Il gran finale di Aathma è affidato alla titletrack, una lunga suite di venti minuti suddivisa in quattro movimenti. La band ne era molto orgogliosa già in fase di presentazione dell’album e non a torto: il livello qui è superiore e porta i Persefone a una vetta compositiva e artistica attualmente irraggiungibile dalla maggior parte delle altre band di genere in circolazione. Il primo movimento, Universal Oneness, possiamo suddividerlo in 2 fasi: la prima strumentale ed introduttiva, progressive allo stato puro e atmosfera, e l’altra più diretta e brutale nella quale si susseguono bordate estreme di ogni tipo ed estrazione. Spiritual Bliss è introdotta da una voce femminile e cambia totalmente il mood con un crescendo melodico cinematografico e di grande impatto, la cui esplosione sugli accordi aperti si rivela il giusto approdo per la voce e la seguente parte strumentale farà venire i brividi a ben più di un ascoltatore. One With The Light riprende con gli assalti frontali e lo fa direttamente e senza fronzoli di alcun tipo. Lo scampolo di suite ha un buon groove e gli svariati tempi in 2/4 alternati ai tappeti di doppia cassa sono adeguati per ogni tritacarne che si rispetti. La parte vocale in clean è la migliore dell’album ed è seguita da un solo che ne continua la melodia unendosi al tripudio; ci si avvicina al gran finale, Many Of One, che si presenta col pianoforte in solitaria e una voce femminile assolutamente da lacrime. Magia pura.

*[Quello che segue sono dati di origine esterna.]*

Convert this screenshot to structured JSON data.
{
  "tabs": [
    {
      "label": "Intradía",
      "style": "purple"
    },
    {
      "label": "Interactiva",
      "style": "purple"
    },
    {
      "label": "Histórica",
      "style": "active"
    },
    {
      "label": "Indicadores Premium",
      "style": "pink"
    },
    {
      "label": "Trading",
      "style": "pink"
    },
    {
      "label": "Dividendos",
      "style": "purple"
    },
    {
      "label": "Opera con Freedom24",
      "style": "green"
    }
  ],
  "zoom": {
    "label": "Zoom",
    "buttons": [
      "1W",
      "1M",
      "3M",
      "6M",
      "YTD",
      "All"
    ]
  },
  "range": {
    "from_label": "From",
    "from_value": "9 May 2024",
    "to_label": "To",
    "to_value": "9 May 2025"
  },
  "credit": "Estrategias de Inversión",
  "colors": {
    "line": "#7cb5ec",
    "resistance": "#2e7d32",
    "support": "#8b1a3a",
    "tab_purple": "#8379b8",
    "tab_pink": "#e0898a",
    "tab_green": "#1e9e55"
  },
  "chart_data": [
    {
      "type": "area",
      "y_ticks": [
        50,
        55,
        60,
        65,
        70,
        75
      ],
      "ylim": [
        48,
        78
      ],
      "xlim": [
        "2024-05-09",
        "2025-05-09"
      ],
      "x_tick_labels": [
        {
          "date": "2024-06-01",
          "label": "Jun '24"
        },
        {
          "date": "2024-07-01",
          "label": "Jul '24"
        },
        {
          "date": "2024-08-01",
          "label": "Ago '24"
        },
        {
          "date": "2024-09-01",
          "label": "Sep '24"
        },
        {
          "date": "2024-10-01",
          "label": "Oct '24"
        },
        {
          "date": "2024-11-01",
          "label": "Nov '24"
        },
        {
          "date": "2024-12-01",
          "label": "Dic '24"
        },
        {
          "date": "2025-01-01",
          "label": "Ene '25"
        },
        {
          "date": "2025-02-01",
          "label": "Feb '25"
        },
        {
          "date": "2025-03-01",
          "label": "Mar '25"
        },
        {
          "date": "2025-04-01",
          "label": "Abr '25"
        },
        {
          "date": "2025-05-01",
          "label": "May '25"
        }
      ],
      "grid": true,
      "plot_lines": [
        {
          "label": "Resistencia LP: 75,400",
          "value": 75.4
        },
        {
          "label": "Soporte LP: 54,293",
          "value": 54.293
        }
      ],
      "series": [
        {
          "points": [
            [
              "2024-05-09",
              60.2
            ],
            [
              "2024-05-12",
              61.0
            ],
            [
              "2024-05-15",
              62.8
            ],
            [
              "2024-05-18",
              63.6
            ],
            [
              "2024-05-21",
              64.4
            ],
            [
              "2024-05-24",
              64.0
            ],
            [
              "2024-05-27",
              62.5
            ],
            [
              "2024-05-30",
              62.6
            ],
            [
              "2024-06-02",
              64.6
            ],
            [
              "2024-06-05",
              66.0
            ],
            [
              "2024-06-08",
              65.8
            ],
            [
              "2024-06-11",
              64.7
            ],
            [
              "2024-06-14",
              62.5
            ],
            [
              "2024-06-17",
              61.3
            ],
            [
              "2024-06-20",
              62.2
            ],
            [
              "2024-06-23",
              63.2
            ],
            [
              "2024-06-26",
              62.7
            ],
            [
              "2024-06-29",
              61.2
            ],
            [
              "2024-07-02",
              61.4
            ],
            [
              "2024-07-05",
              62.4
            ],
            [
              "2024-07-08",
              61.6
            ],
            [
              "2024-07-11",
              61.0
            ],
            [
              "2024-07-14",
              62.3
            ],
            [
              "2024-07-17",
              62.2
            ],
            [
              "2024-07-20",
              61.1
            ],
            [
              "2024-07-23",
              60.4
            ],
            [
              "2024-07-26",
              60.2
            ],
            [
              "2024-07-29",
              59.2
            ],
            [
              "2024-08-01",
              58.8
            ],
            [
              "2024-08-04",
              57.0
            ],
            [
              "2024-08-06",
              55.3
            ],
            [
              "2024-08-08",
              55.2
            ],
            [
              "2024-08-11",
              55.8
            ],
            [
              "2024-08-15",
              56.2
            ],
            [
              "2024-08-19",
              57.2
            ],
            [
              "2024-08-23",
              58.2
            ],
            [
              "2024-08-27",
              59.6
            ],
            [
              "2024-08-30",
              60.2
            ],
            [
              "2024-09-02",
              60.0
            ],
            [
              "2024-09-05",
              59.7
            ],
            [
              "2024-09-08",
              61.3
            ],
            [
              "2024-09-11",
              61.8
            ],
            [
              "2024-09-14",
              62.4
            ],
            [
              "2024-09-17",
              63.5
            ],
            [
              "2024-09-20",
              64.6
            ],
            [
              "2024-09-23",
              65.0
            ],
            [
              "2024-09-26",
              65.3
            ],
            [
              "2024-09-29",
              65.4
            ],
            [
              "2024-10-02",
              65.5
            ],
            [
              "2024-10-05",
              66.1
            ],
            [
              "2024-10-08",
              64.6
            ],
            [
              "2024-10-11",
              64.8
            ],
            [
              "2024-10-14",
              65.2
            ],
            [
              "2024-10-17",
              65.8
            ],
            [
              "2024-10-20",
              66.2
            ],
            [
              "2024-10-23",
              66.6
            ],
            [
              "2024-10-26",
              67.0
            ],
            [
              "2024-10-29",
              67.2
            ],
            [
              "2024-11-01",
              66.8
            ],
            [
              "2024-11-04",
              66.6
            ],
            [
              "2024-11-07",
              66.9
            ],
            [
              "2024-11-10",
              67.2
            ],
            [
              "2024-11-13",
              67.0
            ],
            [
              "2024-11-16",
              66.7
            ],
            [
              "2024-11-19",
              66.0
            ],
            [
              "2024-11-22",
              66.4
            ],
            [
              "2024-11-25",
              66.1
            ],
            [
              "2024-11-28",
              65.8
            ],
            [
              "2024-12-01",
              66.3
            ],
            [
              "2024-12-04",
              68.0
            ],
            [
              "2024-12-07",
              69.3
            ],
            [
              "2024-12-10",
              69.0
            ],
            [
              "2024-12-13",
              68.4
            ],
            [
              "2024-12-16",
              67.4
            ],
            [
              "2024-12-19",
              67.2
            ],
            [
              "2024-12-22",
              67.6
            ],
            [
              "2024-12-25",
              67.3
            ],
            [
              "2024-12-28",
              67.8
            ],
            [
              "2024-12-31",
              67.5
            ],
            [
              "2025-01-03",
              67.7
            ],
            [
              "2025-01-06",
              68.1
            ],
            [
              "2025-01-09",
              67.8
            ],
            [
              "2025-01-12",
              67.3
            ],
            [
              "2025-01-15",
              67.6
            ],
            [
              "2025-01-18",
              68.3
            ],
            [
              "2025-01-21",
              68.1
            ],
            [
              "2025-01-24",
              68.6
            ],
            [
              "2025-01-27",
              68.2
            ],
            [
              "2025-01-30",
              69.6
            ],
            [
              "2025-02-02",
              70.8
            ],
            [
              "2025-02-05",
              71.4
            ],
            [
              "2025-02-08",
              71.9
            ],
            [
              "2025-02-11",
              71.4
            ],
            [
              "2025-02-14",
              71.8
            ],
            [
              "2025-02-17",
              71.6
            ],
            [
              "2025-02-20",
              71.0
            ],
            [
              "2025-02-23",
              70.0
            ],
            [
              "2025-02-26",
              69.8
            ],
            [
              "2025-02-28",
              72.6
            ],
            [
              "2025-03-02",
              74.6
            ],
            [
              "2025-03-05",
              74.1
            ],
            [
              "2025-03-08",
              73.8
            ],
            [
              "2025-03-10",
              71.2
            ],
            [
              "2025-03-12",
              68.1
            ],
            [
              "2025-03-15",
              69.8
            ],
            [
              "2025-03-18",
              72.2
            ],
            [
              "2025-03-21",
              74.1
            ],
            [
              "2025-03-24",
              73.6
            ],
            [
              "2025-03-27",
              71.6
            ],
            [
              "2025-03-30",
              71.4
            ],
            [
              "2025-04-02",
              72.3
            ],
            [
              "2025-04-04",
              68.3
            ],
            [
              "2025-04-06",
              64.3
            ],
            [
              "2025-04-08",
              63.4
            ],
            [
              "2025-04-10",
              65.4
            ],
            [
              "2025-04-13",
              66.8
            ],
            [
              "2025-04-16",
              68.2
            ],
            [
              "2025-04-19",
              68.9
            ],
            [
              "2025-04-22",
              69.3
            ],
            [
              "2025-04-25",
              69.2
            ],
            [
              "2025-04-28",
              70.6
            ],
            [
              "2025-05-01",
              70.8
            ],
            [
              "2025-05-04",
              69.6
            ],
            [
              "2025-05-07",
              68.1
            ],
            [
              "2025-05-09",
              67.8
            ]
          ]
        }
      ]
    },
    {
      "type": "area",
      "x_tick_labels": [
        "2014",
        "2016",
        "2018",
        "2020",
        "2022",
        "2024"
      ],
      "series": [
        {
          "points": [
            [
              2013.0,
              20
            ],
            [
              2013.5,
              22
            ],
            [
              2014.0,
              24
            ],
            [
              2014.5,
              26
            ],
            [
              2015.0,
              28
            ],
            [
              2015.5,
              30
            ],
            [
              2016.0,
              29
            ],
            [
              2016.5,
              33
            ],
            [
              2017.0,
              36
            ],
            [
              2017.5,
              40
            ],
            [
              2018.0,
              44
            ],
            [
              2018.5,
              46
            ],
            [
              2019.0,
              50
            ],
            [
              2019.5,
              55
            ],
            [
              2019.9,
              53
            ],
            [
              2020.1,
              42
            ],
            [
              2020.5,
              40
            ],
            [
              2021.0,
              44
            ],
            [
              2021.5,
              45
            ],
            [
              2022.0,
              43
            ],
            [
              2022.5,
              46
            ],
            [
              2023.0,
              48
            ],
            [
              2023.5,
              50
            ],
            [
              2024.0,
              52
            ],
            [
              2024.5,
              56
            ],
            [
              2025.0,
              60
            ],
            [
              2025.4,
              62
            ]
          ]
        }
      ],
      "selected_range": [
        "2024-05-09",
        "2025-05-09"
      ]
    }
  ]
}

Che dire ora? Aathma è un disco bellissimo, magnifico; i Persefone si confermano come sempre una delle più grandi realtà in circolazione e questa volta lo fanno assolutamente col botto. Aathma mette a posto tutti quelli che erano i difetti della band: dalla prolissità alla troppa ostentazione di tecnica e virtuosismi fino ad arrivare alle clean vocals non troppo curate. Qui funziona tutto: il disco non stanca, anzi, è un percorso di crescita totale e appagante oltre che a un concentrato di sfumature che si concedono sia dopo pochi che dopo molti ascolti. C’è sempre qualcosa di nuovo da trovare in Aathma, c’è sempre un easter egg di qualche tipo o un fraseggio che prima ci era sfuggito; c’è sempre voglia di ascoltare un disco del genere come c’è sempre musica in grado di colpire e arrivare dritto al cuore. In questi tempi dove l’ostentazione e lo sbattere in faccia l’essere bravi con uno strumento viene prima delle canzoni e di molti valori artistici, i Persefone riescono ad unire in maniera quasi perfetta perizia tecnica e arte e il risultato è Aathma, assolutamente sbalorditivo. Disco dell’anno 2017 quindi? Forse.

 

Ps: La versione limitata in digipack contiene un traccia in più, cioè Prison Skin strumentale. That’s all folks!